Krysten Ritter (“She’s Out Of My League” and Amy Heckerling‘s forthcoming “Vamps“), Ari Graynor (“Nick & Norah’s Infinite Playlist,” “Holy Rollers” and David Gordon Green‘s upcoming “The Sitter“) and Brian Geraghty (“The Hurt Locker“) are set to star in the intriguing sounding rom-com that seems to take some sexual stereotypes and flip them around. The film will tell the tale of a young Japanese man who is obsessed with slender American women, and his gay American friend, who has affairs with a series of Japanese men. The film will be directed by Alan Brown (“Book Of Love“) who wrote the screenplay that is based of his first published novel. Not too shabby.
The film will head to Tokyo to shoot on location in April and we presume more casting news will be on the way. We’ll definitely keep an eye on this one — the talent involved is strong and the premise is certainly intriguing. Brown also recently completed “Private Romeo” a modern day take on “Romeo & Juliet” set in a high school military academy with two males as the love interest; it will make the festival rounds this spring. You can check out the synopsis from Brown’s book on Amazon after the jump.

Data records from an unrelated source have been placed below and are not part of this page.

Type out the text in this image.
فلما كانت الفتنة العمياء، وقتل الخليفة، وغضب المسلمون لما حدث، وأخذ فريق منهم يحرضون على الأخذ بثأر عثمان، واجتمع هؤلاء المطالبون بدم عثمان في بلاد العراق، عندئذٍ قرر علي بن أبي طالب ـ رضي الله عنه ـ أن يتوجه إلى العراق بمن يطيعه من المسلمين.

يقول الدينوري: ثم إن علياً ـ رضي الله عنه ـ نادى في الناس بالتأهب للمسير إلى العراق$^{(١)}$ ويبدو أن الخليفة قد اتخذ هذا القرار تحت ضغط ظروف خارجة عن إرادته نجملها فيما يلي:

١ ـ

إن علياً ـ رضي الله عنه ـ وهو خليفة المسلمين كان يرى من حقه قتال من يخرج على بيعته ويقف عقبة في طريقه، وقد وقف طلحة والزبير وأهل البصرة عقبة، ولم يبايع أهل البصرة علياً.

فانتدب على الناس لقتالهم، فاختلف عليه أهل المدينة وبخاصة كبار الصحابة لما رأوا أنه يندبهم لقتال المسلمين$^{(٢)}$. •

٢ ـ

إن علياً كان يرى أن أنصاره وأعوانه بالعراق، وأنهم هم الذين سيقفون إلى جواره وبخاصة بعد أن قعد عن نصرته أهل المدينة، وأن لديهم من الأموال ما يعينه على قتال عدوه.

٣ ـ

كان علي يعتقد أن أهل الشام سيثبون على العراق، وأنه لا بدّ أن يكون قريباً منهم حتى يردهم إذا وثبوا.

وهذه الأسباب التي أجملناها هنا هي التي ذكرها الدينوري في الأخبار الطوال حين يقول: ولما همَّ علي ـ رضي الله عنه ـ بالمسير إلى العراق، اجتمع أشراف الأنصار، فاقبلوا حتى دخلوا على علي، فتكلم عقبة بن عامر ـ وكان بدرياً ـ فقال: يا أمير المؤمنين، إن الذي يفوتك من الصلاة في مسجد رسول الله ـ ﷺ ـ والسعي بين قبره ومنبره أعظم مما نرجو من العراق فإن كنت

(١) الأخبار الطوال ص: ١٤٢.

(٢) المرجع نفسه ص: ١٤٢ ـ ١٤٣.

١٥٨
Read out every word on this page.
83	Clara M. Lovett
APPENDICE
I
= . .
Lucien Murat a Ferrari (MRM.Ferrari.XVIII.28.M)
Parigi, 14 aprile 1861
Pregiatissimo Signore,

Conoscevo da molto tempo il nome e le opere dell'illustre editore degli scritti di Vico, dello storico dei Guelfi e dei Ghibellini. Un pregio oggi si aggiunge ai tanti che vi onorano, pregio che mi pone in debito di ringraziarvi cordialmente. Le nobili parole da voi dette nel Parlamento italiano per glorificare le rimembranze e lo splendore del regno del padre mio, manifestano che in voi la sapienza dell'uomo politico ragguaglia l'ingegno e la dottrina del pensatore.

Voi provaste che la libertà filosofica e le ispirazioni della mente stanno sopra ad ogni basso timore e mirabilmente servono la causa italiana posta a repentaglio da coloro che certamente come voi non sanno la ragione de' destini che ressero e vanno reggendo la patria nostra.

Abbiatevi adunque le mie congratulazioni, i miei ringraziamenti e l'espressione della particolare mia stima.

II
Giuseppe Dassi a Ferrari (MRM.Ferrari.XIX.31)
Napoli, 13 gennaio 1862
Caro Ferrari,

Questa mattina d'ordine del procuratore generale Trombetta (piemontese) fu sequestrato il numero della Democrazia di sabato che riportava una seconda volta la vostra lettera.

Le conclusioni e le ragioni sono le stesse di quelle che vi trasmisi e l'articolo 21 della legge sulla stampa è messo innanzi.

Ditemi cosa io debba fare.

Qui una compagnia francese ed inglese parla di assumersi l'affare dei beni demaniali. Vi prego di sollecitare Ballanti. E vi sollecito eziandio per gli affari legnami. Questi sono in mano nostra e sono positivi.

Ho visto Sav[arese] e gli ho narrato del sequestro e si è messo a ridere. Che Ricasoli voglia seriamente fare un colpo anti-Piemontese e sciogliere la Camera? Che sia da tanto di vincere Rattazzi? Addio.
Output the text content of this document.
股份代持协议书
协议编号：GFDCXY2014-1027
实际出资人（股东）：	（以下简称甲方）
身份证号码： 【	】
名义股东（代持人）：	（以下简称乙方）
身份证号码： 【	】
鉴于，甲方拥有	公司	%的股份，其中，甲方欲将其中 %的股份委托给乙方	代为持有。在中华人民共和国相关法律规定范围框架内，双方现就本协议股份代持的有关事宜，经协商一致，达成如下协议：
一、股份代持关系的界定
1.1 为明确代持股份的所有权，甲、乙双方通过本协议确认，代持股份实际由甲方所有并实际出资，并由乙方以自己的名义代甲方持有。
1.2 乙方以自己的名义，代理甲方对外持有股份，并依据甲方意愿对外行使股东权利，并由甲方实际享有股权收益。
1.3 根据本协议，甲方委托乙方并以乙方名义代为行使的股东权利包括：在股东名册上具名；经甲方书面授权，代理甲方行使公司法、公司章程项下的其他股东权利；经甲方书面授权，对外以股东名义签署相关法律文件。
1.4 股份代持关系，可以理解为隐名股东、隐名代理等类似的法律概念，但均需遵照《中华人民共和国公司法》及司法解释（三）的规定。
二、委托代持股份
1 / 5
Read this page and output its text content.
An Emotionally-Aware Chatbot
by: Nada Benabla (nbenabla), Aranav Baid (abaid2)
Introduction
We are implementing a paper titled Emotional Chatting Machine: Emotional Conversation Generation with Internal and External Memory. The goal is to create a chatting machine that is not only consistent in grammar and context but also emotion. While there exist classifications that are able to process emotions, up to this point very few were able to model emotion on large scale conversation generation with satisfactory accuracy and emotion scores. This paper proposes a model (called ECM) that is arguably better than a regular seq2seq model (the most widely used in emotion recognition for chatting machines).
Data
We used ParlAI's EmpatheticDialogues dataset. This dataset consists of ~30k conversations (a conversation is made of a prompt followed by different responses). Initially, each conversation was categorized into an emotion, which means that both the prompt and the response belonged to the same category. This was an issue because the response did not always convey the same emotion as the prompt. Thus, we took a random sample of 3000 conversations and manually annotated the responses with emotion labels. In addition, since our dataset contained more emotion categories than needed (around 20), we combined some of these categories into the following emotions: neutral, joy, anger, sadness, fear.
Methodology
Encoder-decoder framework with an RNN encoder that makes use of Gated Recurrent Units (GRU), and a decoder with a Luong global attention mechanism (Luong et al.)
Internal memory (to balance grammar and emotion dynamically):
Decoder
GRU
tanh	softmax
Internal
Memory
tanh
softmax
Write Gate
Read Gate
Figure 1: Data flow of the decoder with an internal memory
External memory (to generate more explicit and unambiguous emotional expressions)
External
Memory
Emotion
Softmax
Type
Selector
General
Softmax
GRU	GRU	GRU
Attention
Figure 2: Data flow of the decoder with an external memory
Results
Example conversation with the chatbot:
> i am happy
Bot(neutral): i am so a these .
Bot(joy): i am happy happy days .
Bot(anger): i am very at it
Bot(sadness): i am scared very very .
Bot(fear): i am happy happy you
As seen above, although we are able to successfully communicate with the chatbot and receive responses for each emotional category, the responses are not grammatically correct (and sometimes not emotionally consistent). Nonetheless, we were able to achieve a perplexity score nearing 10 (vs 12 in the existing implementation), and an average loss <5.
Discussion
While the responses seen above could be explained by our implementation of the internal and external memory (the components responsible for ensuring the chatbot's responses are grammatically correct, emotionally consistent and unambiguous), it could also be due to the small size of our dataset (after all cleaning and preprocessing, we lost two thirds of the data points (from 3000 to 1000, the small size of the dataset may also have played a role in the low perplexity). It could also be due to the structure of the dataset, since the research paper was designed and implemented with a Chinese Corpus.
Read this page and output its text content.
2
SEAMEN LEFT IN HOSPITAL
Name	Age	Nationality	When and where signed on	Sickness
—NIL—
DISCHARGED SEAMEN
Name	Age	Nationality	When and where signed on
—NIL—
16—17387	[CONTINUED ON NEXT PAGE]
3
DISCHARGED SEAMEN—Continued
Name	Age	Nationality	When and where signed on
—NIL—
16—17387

Writing with the assurance of a born novelist, Brown has produced a witty, touching coming-of-age story that is a keenly observed, diverting depiction of Japanese-American culture clash. Ever since his ninth birthday, when he saw his first Audrey Hepburn film, narrator Toshi Okamoto has fantasized about foreign women. When Toshi, now a young commercial artist in Tokyo, is seduced by Jane, his teacher at the Very Romantic English Academy, he finds the aggressively sexy, self-dramatizing American woman confusing, without realizing that she is psychotic. Not only Americans are unknowable, however; so are Toshi’s parents. It was difficult growing up in the small northern town of Hokkaido after his mother left his father, to move not far away across the peninsula, and Toshi has always felt socially uncomfortable and embarrassed because of his parents’ estrangement. Theirs had been a household ruled by silence, and one of the secrets Toshi unlocks in the course of this narrative is the reason for his family’s sadness and isolation. Meanwhile, however, he undergoes a series of adventures with other Americans: his gay friend, Paul, and the composer Lucy, both of whom teach him some essential truths. These events take place against a backdrop of daily events in postwar Japan, from the 1960s to the 1980s, a society that is changing almost as fast as Toshi’s perceptions of life. The Emperor is dying; women are auditioning to become the wife of the Crown Prince; anti-American riots are sweeping the country. Brown tells his tale in spare but vigorous prose, energized by dazzling visual images and haunting metaphors. The reader is caught up in Toshi’s fear, excitement and frustration as he encounters strange and amazing Western concepts, and as his notion of himself changes.